Tuesday, May 2, 2017

The Dangers of Using Nonatomic Properties

Quincey Morris:

For some reason, the decision was taken to make properties default to “atomic”, but no attempt was made to convert any pre-existing getter/setter implementations, and no attempt was made to verify that any new custom accessors provided atomicity. The whole thing was broken right from the start.

Although nothing syntactic has ever changed, common usage has changed over the years, to (informally) regard the default (omission of attribute) and explicit “atomic” as different things, in terms of API contract.

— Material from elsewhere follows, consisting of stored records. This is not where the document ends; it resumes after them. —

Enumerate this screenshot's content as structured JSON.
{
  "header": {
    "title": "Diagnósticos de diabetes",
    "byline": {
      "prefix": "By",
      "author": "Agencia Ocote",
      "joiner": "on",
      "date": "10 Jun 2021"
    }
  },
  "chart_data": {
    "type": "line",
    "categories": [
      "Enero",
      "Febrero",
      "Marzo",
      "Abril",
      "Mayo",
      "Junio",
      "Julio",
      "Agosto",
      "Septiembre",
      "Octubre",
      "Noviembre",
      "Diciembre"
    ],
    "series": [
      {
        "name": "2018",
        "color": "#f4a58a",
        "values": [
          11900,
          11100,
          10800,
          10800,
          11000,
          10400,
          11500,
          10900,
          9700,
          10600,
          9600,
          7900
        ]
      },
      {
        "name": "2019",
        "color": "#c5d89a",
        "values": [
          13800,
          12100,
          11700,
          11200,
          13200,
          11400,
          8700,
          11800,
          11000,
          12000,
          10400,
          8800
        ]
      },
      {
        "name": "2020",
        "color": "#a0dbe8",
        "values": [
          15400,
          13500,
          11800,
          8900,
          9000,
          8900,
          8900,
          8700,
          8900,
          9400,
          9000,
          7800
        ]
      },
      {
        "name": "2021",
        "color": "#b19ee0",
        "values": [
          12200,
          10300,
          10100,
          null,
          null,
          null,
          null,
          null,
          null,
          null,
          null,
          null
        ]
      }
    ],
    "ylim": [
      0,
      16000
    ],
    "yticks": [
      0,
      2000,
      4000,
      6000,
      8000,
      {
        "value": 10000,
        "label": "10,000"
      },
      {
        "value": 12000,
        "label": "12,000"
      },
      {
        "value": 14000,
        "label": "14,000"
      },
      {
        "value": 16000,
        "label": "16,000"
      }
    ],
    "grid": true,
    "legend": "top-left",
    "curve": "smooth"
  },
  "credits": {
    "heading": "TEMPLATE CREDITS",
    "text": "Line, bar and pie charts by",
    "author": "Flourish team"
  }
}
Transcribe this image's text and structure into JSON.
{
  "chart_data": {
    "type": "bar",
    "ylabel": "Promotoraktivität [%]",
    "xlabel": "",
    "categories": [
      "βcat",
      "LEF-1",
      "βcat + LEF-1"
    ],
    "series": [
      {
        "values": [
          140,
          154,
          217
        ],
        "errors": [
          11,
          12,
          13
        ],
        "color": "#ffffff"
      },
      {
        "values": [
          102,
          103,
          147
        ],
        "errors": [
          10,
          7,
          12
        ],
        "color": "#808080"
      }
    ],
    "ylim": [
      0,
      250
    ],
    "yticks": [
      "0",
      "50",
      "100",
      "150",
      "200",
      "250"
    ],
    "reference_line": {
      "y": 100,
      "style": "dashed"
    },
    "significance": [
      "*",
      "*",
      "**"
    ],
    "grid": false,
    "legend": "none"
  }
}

The usage has come to be that only properties explicitly marked “atomic” can be reasonably assumed to be making an API contract, and that properties without the attribute make no API contract (even if they happen to be atomic as an implementation detail).

John McCall:

I can’t speak to that decision: it pre-dates me. At a guess, probably over-enthusiasm for the idea of eliminating low-level failures due to races, buoyed by the era’s general optimism about the ability of future machines to hide the performance cost. Atomic properties may not provide a (typically) semantically meaningful level of atomicity, but they do prevent races on the property from immediately leading to crashes.

Greg Parker:

Another influence was Objective-C garbage collection. GC was assumed to be The Future, and atomic properties are cheap when you have GC.

Update (2017-05-02): The title comes from this blog post. I actually prefer nonatomic properties myself. Atomic properties can be slow and give a false sense of security.